Now I am just a few months shy of my 53rd birthday, and it’s been over four months since I stopped working. Tonight I’m thinking about those invisible nighttime voices I heard when I was a kid. I write them off as the product of a child’s overactive imagination.

But if those voices weren’t real, I ask myself, what else have I imagined? What is real?  Did I really have a career as an I.T. Manager? Were all of those projects and deadlines and all that work and stress and all the triumphs and failures real? Or did I imagine it all? My wife is upstairs sleeping. Considering the mathematics of infinite time and space, did I really meet and love and marry my perfect soul mate? And she loved me, too? This is all getting pretty far fetched. The odds are incalculable.

Maybe Parkinson’s is the only thing that is real. Maybe in fact the thing I can’t imagine, the eventual imprisonment of my mind and soul in the statue my body will become, has already happened, and maybe everything I’ve experienced has occurred within my imagination. Maybe those voices I heard when I was a kid were the last echoes of the real, outside world, and maybe everything else, all the pain and suffering, all the love and beauty, the incredible and the trivial, has taken place inside my head, a rationalized universe of my own creation to get me through the nightmare that is reality. This would explain the combination of the unlikely and unreal that has been my life so far.

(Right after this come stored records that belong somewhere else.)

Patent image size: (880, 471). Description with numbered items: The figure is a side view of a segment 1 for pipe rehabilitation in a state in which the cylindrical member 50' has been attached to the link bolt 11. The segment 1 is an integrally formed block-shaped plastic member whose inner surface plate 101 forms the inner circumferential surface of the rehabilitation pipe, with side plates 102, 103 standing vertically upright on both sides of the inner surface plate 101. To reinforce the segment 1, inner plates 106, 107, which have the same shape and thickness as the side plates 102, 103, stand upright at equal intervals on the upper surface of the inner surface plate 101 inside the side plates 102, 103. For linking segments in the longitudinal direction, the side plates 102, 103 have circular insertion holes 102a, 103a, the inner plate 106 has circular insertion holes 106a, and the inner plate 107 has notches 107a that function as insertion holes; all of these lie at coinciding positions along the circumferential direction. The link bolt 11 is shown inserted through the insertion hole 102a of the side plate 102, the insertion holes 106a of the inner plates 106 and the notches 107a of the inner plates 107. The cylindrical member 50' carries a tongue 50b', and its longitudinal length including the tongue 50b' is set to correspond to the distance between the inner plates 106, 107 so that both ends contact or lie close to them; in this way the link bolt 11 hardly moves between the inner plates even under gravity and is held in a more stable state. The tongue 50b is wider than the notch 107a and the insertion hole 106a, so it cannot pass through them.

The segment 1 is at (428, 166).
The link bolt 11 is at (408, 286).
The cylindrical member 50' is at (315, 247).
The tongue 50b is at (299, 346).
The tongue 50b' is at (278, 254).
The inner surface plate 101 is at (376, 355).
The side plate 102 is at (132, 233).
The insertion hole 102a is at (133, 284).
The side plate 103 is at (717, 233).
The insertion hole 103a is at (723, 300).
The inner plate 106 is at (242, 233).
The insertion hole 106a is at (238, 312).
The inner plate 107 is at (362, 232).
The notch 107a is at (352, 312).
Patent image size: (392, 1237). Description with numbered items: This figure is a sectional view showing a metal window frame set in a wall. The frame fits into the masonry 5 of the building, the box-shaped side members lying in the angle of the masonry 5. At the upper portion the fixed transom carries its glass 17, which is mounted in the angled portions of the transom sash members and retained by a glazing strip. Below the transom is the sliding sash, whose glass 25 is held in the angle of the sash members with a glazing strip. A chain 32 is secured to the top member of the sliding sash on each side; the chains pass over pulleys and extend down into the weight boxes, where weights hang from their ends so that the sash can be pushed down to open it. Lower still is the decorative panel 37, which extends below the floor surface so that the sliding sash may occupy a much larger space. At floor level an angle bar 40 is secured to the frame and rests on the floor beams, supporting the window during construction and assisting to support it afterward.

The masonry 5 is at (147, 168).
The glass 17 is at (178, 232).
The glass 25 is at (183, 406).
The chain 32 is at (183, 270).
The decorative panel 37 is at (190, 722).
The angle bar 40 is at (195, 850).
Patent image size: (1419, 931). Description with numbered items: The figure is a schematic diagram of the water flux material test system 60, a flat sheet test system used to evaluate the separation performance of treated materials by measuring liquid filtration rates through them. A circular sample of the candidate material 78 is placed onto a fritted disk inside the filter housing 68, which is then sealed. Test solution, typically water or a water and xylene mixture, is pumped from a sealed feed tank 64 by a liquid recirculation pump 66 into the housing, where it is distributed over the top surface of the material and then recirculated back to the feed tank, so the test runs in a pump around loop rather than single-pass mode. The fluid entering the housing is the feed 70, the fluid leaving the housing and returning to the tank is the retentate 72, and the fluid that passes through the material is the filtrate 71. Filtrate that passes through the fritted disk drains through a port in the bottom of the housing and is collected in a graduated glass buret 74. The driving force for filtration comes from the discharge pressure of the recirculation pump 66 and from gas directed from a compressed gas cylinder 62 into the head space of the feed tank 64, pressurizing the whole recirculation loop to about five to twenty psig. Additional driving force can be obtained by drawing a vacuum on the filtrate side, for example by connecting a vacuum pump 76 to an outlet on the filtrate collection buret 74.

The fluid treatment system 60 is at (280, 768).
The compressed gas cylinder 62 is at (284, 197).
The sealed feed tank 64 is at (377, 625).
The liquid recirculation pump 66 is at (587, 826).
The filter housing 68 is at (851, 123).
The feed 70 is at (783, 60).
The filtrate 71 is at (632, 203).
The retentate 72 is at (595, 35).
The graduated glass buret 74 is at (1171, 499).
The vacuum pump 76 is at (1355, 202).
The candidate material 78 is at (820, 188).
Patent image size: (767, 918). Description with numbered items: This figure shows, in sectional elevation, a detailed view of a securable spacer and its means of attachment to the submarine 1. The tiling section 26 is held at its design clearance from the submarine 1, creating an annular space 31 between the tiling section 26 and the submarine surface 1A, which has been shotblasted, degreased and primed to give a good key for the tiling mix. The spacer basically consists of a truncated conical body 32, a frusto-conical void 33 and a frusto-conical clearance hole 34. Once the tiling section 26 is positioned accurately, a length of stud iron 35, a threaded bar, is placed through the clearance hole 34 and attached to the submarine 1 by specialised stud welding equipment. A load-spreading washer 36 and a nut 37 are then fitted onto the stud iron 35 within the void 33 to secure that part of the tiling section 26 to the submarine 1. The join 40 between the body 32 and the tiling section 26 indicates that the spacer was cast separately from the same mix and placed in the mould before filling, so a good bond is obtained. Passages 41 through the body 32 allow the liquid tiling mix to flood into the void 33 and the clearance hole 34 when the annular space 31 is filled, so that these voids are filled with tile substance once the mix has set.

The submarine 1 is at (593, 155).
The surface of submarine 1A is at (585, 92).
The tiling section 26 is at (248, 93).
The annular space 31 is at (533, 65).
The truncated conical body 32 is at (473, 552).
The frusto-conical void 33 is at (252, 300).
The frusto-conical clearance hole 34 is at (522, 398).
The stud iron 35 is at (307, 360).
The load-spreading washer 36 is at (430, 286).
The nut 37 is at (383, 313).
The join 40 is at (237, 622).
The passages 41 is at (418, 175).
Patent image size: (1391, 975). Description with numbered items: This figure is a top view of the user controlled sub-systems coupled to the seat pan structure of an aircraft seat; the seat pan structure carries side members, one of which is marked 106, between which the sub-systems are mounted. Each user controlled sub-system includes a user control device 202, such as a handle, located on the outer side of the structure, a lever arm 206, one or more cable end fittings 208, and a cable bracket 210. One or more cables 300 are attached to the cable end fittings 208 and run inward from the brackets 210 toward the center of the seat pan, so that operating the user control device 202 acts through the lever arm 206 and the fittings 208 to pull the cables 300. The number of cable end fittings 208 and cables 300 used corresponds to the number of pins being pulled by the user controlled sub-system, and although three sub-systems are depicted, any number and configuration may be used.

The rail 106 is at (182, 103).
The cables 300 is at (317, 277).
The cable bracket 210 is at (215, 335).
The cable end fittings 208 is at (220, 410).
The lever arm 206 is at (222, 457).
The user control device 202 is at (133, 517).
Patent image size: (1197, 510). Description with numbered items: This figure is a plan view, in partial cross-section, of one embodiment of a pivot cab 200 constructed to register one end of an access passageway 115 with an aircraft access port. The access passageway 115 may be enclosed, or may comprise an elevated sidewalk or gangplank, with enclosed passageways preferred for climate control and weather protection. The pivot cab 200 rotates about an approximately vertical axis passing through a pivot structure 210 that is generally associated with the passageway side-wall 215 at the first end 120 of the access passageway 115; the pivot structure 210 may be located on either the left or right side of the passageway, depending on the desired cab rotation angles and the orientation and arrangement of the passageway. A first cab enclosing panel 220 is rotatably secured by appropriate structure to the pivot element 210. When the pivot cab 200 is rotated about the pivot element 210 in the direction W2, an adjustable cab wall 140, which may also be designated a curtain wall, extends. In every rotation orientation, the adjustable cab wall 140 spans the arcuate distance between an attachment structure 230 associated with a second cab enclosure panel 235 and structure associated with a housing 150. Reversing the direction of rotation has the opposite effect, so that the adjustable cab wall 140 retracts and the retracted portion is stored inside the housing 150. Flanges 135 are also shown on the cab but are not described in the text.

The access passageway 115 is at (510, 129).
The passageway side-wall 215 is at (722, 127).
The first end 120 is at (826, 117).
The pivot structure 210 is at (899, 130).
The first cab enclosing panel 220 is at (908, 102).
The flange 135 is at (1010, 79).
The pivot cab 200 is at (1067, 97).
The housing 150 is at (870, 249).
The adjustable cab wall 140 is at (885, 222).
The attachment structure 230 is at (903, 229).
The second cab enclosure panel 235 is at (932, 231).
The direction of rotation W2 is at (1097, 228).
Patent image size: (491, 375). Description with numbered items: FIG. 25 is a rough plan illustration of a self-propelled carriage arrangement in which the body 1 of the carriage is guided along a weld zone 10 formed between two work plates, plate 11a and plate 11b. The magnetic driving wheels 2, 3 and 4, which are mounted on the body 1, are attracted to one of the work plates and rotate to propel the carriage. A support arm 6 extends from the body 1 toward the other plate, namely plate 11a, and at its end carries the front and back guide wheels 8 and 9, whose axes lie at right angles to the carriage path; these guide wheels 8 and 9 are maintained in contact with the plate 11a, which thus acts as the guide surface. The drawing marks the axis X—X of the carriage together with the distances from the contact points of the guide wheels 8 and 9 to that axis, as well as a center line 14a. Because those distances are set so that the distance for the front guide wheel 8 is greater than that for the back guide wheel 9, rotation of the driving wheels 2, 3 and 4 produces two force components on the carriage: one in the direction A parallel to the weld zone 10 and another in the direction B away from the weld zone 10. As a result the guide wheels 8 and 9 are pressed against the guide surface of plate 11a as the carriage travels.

Maybe beyond the horizons of this world, beyond the walls of infinity, a catatonic middle aged man sits alone in a wheelchair in the dusty corner of an institution for the insane and demented. Doctors and nurses shine bright lights in his eye, and see no activity, no hint of recognition. But a flashlight can’t illuminate the universe, or the infinity that lies behind and beyond those eyes.

In the end I’ll have no choice but to let Parkinson’s take me wherever it will take me. As it progresses, as I deteriorate, all I am and all I know will fade away, and I will be taken beyond – beyond the physical, beyond the emotional, beyond the boundaries of sanity and imagination, beyond death.

And when I am taken away from my friends, my family, and especially my wife, I will be taken beyond this Heaven, real or imagined, that I have been blessed to spend all my days in.